What are the key steps organisations need to take to ensure they structure and manage data correctly?
Agile data management. What does this mean? Data management typically follows the same process of building a bridge:
- Gather all requirements (the possible questions we would want to ask of the data)
- Analyse these to build a data model (something that captures all the data points necessary to answer the questions)
- Go to each data source or system that will be required to fill in the data model and look at their data models (which will have been built to serve the original purpose that data is used for)
- Merge them all together to make them look like your target model
Only once all this is done can you actually start asking questions about your data. However, by then the business will have moved on, new data sources appeared, and people have gotten so bored that they’ll have likely opted for the ‘dump the data in one place’ approach previously mentioned.
Instead, an agile data management approach involves trying to answer one question at a time – working through just the data that supports that question, and then delivering those to our data scientists and letting them drive what further questions they wish to ask to improve their analysis. With data management improved, data scientists will be able to focus more of their time on gaining appropriate insight from data, which will give businesses quicker and better insights that will help them drive decisions that will help them grow.

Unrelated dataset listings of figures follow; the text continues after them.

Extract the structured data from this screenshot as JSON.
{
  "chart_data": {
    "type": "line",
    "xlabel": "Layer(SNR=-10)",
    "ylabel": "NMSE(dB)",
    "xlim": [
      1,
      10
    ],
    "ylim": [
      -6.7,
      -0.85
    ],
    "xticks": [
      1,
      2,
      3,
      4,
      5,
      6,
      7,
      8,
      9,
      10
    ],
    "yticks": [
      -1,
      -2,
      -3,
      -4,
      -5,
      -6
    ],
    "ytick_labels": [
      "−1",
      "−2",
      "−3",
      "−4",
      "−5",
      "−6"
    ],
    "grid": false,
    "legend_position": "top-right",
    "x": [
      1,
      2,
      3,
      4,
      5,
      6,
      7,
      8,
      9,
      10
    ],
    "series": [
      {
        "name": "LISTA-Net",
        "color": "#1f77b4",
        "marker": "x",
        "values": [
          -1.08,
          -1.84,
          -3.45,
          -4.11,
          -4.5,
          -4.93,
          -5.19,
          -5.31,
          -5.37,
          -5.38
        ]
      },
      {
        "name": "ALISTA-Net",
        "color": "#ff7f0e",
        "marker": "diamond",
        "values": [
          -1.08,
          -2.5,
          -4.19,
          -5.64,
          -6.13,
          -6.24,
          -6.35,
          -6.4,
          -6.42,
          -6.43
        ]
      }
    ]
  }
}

Data management and compliance
As a final note to make, agile data management does not equate with process-free data management. Governance, security and control are all aspects of traditional data management that help enable the business to trust that the data is fit for purpose. As the data is brought together and treated in an agile data management fashion, part of the process in doing this should be adding metadata (information about the data). This meta-data would include details like: Where did the data come from? Is this data personal data (necessary for GDPR compliance)? What quality requirements does this data have? Adding this metadata means that the data can be classified and brought under specific controls and processes to ensure it is held to the necessary standards and governance required by the business and by law.